The board makes its decision. Afterwards, triumphal orchestral music (heavy on the brass) plays on the soundtrack.
The music continues as, over the next two decades, in a montage (every Nineteen-Eighties film features at least one montage, right?), Henry graduates highest in his class; lands a job as a surgeon at London’s best hospital, St. Calder’s, successfully performing risky operations that adhere to the film’s PG rating by featuring not much blood and no visible viscera; rises to the position of chief surgeon; adopts proper English (“The Queen could take elocution lessons from me, gratis, of course”); and moves into a country manor (with loyal country servants who now provide the film’s mispronunciation-and-malaprop-related comic relief). And he falls in love for the first time, with the white, cisgender, much younger, much wealthier Lady Florence “Flossie” Hargreaves and vice-versa.

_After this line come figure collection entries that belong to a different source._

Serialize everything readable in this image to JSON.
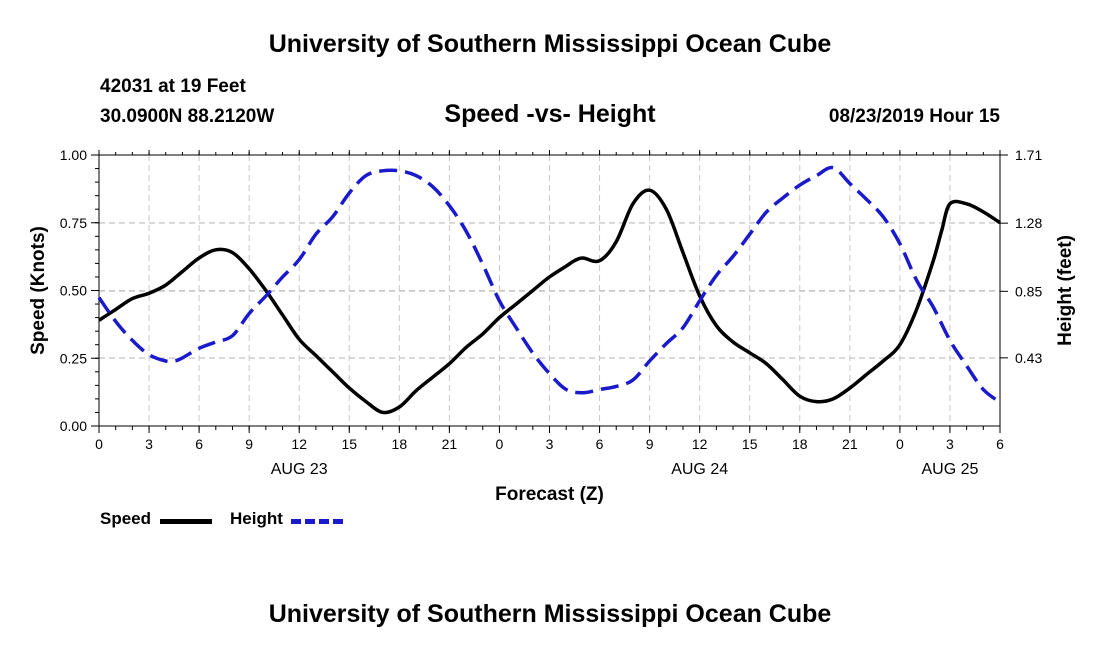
{
  "header": {
    "title": "University of Southern Mississippi Ocean Cube",
    "station": "42031 at 19 Feet",
    "coords": "30.0900N 88.2120W",
    "subtitle": "Speed -vs- Height",
    "timestamp": "08/23/2019 Hour 15"
  },
  "footer": {
    "title": "University of Southern Mississippi Ocean Cube"
  },
  "legend": {
    "speed_label": "Speed",
    "height_label": "Height"
  },
  "colors": {
    "speed": "#000000",
    "height": "#1a1acc",
    "grid": "#c8c8c8"
  },
  "chart_data": {
    "type": "line",
    "title": "Speed -vs- Height",
    "xlabel": "Forecast (Z)",
    "ylabel": "Speed (Knots)",
    "y2label": "Height (feet)",
    "xlim": [
      0,
      54
    ],
    "ylim": [
      0,
      1.0
    ],
    "y2lim": [
      0.0,
      1.71
    ],
    "x_ticks": [
      0,
      3,
      6,
      9,
      12,
      15,
      18,
      21,
      24,
      27,
      30,
      33,
      36,
      39,
      42,
      45,
      48,
      51,
      54
    ],
    "x_tick_labels": [
      "0",
      "3",
      "6",
      "9",
      "12",
      "15",
      "18",
      "21",
      "0",
      "3",
      "6",
      "9",
      "12",
      "15",
      "18",
      "21",
      "0",
      "3",
      "6"
    ],
    "date_labels": [
      {
        "x": 12,
        "label": "AUG 23"
      },
      {
        "x": 36,
        "label": "AUG 24"
      },
      {
        "x": 51,
        "label": "AUG 25"
      }
    ],
    "y_ticks": [
      0,
      0.25,
      0.5,
      0.75,
      1.0
    ],
    "y_tick_labels": [
      "0.00",
      "0.25",
      "0.50",
      "0.75",
      "1.00"
    ],
    "y2_ticks": [
      0.43,
      0.85,
      1.28,
      1.71
    ],
    "y2_tick_labels": [
      "0.43",
      "0.85",
      "1.28",
      "1.71"
    ],
    "grid": true,
    "series": [
      {
        "name": "Speed",
        "axis": "left",
        "style": "solid",
        "x": [
          0,
          1,
          2,
          3,
          4,
          5,
          6,
          7,
          8,
          9,
          10,
          11,
          12,
          13,
          14,
          15,
          16,
          17,
          18,
          19,
          20,
          21,
          22,
          23,
          24,
          25,
          26,
          27,
          28,
          28.5,
          29,
          30,
          31,
          32,
          33,
          34,
          35,
          36,
          37,
          38,
          39,
          40,
          41,
          42,
          43,
          44,
          45,
          46,
          47,
          48,
          49,
          50,
          50.5,
          51,
          52,
          53,
          54
        ],
        "y": [
          0.39,
          0.43,
          0.47,
          0.49,
          0.52,
          0.57,
          0.62,
          0.65,
          0.64,
          0.58,
          0.5,
          0.41,
          0.32,
          0.26,
          0.2,
          0.14,
          0.09,
          0.05,
          0.07,
          0.13,
          0.18,
          0.23,
          0.29,
          0.34,
          0.4,
          0.45,
          0.5,
          0.55,
          0.59,
          0.61,
          0.62,
          0.61,
          0.68,
          0.82,
          0.87,
          0.8,
          0.64,
          0.48,
          0.37,
          0.31,
          0.27,
          0.23,
          0.17,
          0.11,
          0.09,
          0.1,
          0.14,
          0.19,
          0.24,
          0.3,
          0.43,
          0.61,
          0.72,
          0.82,
          0.82,
          0.79,
          0.75
        ]
      },
      {
        "name": "Height",
        "axis": "right",
        "style": "dashed",
        "x": [
          0,
          1,
          2,
          3,
          4,
          4.5,
          5,
          6,
          7,
          8,
          9,
          10,
          11,
          12,
          13,
          14,
          15,
          16,
          17,
          18,
          19,
          20,
          21,
          22,
          23,
          24,
          25,
          26,
          27,
          28,
          29,
          30,
          31,
          32,
          33,
          34,
          35,
          36,
          37,
          38,
          39,
          40,
          41,
          42,
          43,
          44,
          45,
          46,
          47,
          48,
          49,
          50,
          51,
          52,
          53,
          54
        ],
        "y": [
          0.81,
          0.66,
          0.54,
          0.45,
          0.41,
          0.41,
          0.43,
          0.49,
          0.53,
          0.57,
          0.71,
          0.82,
          0.94,
          1.05,
          1.21,
          1.32,
          1.47,
          1.58,
          1.61,
          1.61,
          1.58,
          1.51,
          1.39,
          1.23,
          1.02,
          0.79,
          0.62,
          0.46,
          0.33,
          0.23,
          0.21,
          0.23,
          0.25,
          0.29,
          0.41,
          0.52,
          0.62,
          0.79,
          0.95,
          1.07,
          1.21,
          1.35,
          1.44,
          1.52,
          1.58,
          1.63,
          1.53,
          1.43,
          1.32,
          1.15,
          0.92,
          0.75,
          0.54,
          0.38,
          0.23,
          0.15
        ]
      }
    ]
  }
}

One afternoon, as they stroll through the Hargreaves estate’s topiary garden (consisting partly of an almost unnoticable matte painting), Henry tells her “I very, very truly much want your hand in marriage, Flossie. But”—forboding piano-and-synth instrumental music starts playing on the soundtrack—“I have a secret. A secret I’ve never shared with anybody. A secret pertaining to, I suppose you could say my essence. Or my corporeal reality, if you want to use more sophisticated language. Years ago, I made certain choices regarding—”

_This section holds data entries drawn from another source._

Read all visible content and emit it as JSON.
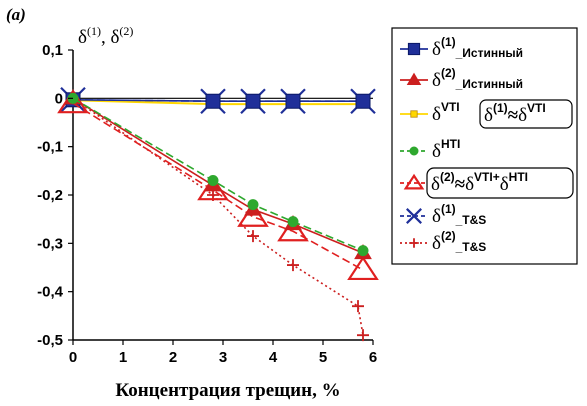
{
  "panel_label": "(a)",
  "chart_data": {
    "type": "line",
    "xlabel": "Концентрация трещин, %",
    "ylabel": {
      "base": "δ",
      "sup1": "(1)",
      "sep": ", ",
      "sup2": "(2)"
    },
    "xlim": [
      0,
      6
    ],
    "ylim": [
      -0.5,
      0.1
    ],
    "xticks": [
      "0",
      "1",
      "2",
      "3",
      "4",
      "5",
      "6"
    ],
    "yticks": [
      "0,1",
      "0",
      "-0,1",
      "-0,2",
      "-0,3",
      "-0,4",
      "-0,5"
    ],
    "grid": false,
    "legend_position": "right",
    "series": [
      {
        "name": "δ(1)_Истинный",
        "label": {
          "base": "δ",
          "sup": "(1)",
          "suffix": "_Истинный"
        },
        "color": "#1f2f99",
        "style": "solid",
        "marker": "square",
        "x": [
          0,
          2.8,
          3.6,
          4.4,
          5.8
        ],
        "y": [
          -0.003,
          -0.006,
          -0.006,
          -0.006,
          -0.006
        ]
      },
      {
        "name": "δ(2)_Истинный",
        "label": {
          "base": "δ",
          "sup": "(2)",
          "suffix": "_Истинный"
        },
        "color": "#cc1f1f",
        "style": "solid",
        "marker": "triangle",
        "x": [
          0,
          2.8,
          3.6,
          4.4,
          5.8
        ],
        "y": [
          0.0,
          -0.18,
          -0.23,
          -0.26,
          -0.32
        ]
      },
      {
        "name": "δVTI",
        "label": {
          "base": "δ",
          "sup": "VTI",
          "suffix": ""
        },
        "color": "#ffd700",
        "style": "solid",
        "marker": "square-small",
        "x": [
          0,
          2.8,
          3.6,
          4.4,
          5.8
        ],
        "y": [
          -0.004,
          -0.012,
          -0.012,
          -0.012,
          -0.012
        ]
      },
      {
        "name": "δHTI",
        "label": {
          "base": "δ",
          "sup": "HTI",
          "suffix": ""
        },
        "color": "#2ea82e",
        "style": "dash",
        "marker": "circle",
        "x": [
          0,
          2.8,
          3.6,
          4.4,
          5.8
        ],
        "y": [
          0.0,
          -0.17,
          -0.22,
          -0.255,
          -0.315
        ]
      },
      {
        "name": "δ(2)≈δVTI+δHTI",
        "label": {
          "base": "δ",
          "sup": "(2)",
          "suffix": ""
        },
        "color": "#e02020",
        "style": "dash",
        "marker": "triangle-open",
        "x": [
          0,
          2.8,
          3.6,
          4.4,
          5.8
        ],
        "y": [
          -0.01,
          -0.19,
          -0.245,
          -0.275,
          -0.355
        ]
      },
      {
        "name": "δ(1)_T&S",
        "label": {
          "base": "δ",
          "sup": "(1)",
          "suffix": "_T&S"
        },
        "color": "#1f2f99",
        "style": "dash",
        "marker": "x",
        "x": [
          0,
          2.8,
          3.6,
          4.4,
          5.8
        ],
        "y": [
          -0.003,
          -0.006,
          -0.006,
          -0.006,
          -0.006
        ]
      },
      {
        "name": "δ(2)_T&S",
        "label": {
          "base": "δ",
          "sup": "(2)",
          "suffix": "_T&S"
        },
        "color": "#cc1f1f",
        "style": "dot",
        "marker": "plus",
        "x": [
          0,
          2.8,
          3.6,
          4.4,
          5.7,
          5.8
        ],
        "y": [
          0.0,
          -0.2,
          -0.285,
          -0.345,
          -0.43,
          -0.49
        ]
      }
    ],
    "annotations": [
      {
        "text": "δ(1) ≈ δVTI",
        "parts": {
          "b1": "δ",
          "s1": "(1)",
          "mid": "≈",
          "b2": "δ",
          "s2": "VTI"
        }
      },
      {
        "text": "δ(2) ≈ δVTI + δHTI",
        "parts": {
          "b1": "δ",
          "s1": "(2)",
          "mid": "≈",
          "b2": "δ",
          "s2": "VTI",
          "plus": "+",
          "b3": "δ",
          "s3": "HTI"
        }
      }
    ]
  }
}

“Do you think taxpayer dollars should pay for spreading transgenderism at school?” Zoey asks.
Olivia chuckles.
“Do you?”
“Sure, sure, whatever.”
“You’ve certainly praised in class what you call ‘gender-affirming care for young people.’ ”
“That I have.”
“So you don’t mind child genital mutilation?”
“You mean gender-affirming surgery? Trans kids rarely have that type of surgery.”
Zoey chuckles. “Sure, whatever.”
“Do you think they should have cosmetic surgery instead? Lots and lots and lots of cosmetic surgery?”
“Onto a different topic.”
“You don’t mind if twelve-year-old girls—”
“What do you think about Israel?”
“What do I think about Israel.” Olivia, scratching her right temple with her right forefinger: “Hmm.” She stops scratching. “Well, speaking as a Jew—and you do know about my Jewishness, right? Of course you do. The government knows everything. Well, Republican governments do. Anyway, speaking as a Jew, I have to say”—pause—“ohhhh, Israel, I love ya, but”—shorter pause—“I think we need some time apart.”
“Ha ha ha, yeah, you love Israel, sure.”
“But I do.” Olivia, languidly chanting while languidly pumping her fist: “Go, go, Israel. Go, go, Israel. Keep committing genocide. Yaaaay, Israel.”